When Ryszard Kapuscinski was addressing development issues, the world was clearly divided into blocs: the First World of advanced capitalist countries; the Second World of communist and socialist states; and the Third World of impoverished nations. There was little connection between these worlds and even less understanding or desire to be informed of others’ conditions. Kapuscinski’s great contribution was to bring these divides into focus and to help people in one bloc understand what was happening in other blocs, especially in the Third World. Today, such distinctions are irrelevant. Thanks to social media there is a torrent of information about everyone’s lives, sometimes accurate, but sometimes distorted. With globalization, people are also more concerned with, and aware of, what is happening in other countries. There is a greater continuum among countries along the development scale. Countries can no longer be easily classified into simple categories—both China and India have space programs as well as pockets of abject poverty. Should they be called underdeveloped? In many instances, the challenges of development today are as much about the distribution of income and differences in living standards of people within countries rather than between countries.
Many of the issues that Kapuscinski wrote about remain relevant today. His stories of revolutions, coups and wars have today morphed into stories of “fragile states,” but the basic concept is the same. States without governments that enjoy the support of their own populations provide staging posts for outbreaks of violence and extremism and cannot be expected to develop. The nature of violence may have shifted from wars and revolutions to non-state actors and criminal elements, but the problem remains.
Kapuscinski was intimately concerned with people and people’s voices. He would find the idea of working for the collective good rather strange. But this does not mean that sustainable development is merely aspirational. It means that we need to find ways to connect global problems and issues more closely with people’s own lives and livelihoods. For example, it is no accident that China is emerging as one of the world leaders in low-carbon technologies. This is largely because China’s cities have become so polluted that citizens cry out for better solutions. The hugely positive impact on the rest of the world is a convenient by-product. What remains unclear, however, is whether these win-win incentives will be sufficient to achieve the pace and scale of the needed global change. So far, there are still plenty of win-win solutions available. We’ve not yet tested the frontier where real trade-offs might become necessary.

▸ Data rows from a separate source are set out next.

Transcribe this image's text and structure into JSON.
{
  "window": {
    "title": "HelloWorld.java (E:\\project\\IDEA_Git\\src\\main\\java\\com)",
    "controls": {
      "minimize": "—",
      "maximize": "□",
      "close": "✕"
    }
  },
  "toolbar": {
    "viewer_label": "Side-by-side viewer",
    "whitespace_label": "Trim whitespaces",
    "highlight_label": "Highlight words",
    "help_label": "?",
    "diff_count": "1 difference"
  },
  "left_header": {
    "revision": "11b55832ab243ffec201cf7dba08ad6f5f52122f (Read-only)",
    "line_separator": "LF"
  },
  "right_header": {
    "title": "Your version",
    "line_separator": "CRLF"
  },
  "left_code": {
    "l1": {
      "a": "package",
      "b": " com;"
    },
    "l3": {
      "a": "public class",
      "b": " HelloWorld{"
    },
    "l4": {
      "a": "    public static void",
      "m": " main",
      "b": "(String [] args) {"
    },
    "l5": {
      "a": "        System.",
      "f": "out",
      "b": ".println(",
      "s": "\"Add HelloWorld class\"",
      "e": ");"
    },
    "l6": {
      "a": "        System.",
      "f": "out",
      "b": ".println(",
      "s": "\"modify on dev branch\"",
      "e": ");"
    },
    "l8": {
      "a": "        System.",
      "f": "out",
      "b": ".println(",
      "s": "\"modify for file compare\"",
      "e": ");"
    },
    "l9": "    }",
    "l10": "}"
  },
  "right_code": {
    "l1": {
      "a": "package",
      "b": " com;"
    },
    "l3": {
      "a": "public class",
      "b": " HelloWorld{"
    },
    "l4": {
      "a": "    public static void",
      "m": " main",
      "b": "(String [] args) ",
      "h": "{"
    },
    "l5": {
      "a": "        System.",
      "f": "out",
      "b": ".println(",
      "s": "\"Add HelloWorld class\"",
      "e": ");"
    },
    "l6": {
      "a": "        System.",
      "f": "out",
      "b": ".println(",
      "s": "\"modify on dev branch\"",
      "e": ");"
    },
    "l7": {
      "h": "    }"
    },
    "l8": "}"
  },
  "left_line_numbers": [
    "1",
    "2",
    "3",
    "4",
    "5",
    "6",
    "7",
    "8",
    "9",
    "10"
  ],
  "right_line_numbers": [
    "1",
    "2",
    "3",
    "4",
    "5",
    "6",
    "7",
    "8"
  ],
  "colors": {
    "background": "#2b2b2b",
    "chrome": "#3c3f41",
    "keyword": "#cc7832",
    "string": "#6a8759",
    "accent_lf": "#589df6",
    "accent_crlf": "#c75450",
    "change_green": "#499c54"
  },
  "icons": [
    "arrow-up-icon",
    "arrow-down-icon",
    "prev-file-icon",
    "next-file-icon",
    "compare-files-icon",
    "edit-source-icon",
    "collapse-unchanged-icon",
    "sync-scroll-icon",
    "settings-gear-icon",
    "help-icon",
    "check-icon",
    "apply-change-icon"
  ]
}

These connections between global issues and national issues must be made by leaders at the State and community level. Kapuscinski wrote extensively about leaders and their personal idiosyncracies. These could easily become the most important obstacles to development. Then, as now, the foibles of leaders were revealed. In The Emperor, he was characteristically forthright: “the King of Kings preferred bad ministers. And the King of Kings preferred them because he liked to appear in a favorable light by contrast.” Such idiosyncracies, and the personal patronage that leaders use to retain power, remain central obstacles for development, creating the conditions for widespread corruption, bribery and flattery, as well as the dimming of individual enterprise towards betterment of family and community. All of which we refer to today as “bad governance” but that was described by Kapuscinski as the lack of institutions and reliance on personalities in all political systems.
Yet despite these failings, there has been astonishing progress since the time when Kapuscinski was writing. In his long career, he never witnessed the transformation of societies in the same way as modern development practitioners have. Take the case of Lao PDR, one of the poorest countries in the world in the mid-1980’s. When I first went in 1988, Laos had a GDP per capita of only $308 according to the IMF. Small boys would turn their heads to look at my car, such was the rarity. They “fished” for bats to be made into soup in the capital city of Vientiane. Shortly thereafter, Laos started a program of reforms and development of its considerable hydropower and minerals sector. Today, in the span of one generation, Laos has achieved a GDP per capita of $2,700. Even adjusting for inflation, it is four and one-half times richer than thirty years ago. Development progress has been halting and uneven, with many of the problems of governance so richly detailed by Kapuscinski, but progress in material conditions of the people has been real: life expectancy has risen from 54 years to 67 years (1990 to 2015); expected years of schooling has risen from 6.7 years to 10.8; over one third of the population now has at least some secondary education; and so on. While still a poor country, Lao PDR offers opportunities for a new generation that were unthinkable for the last. It is being transformed.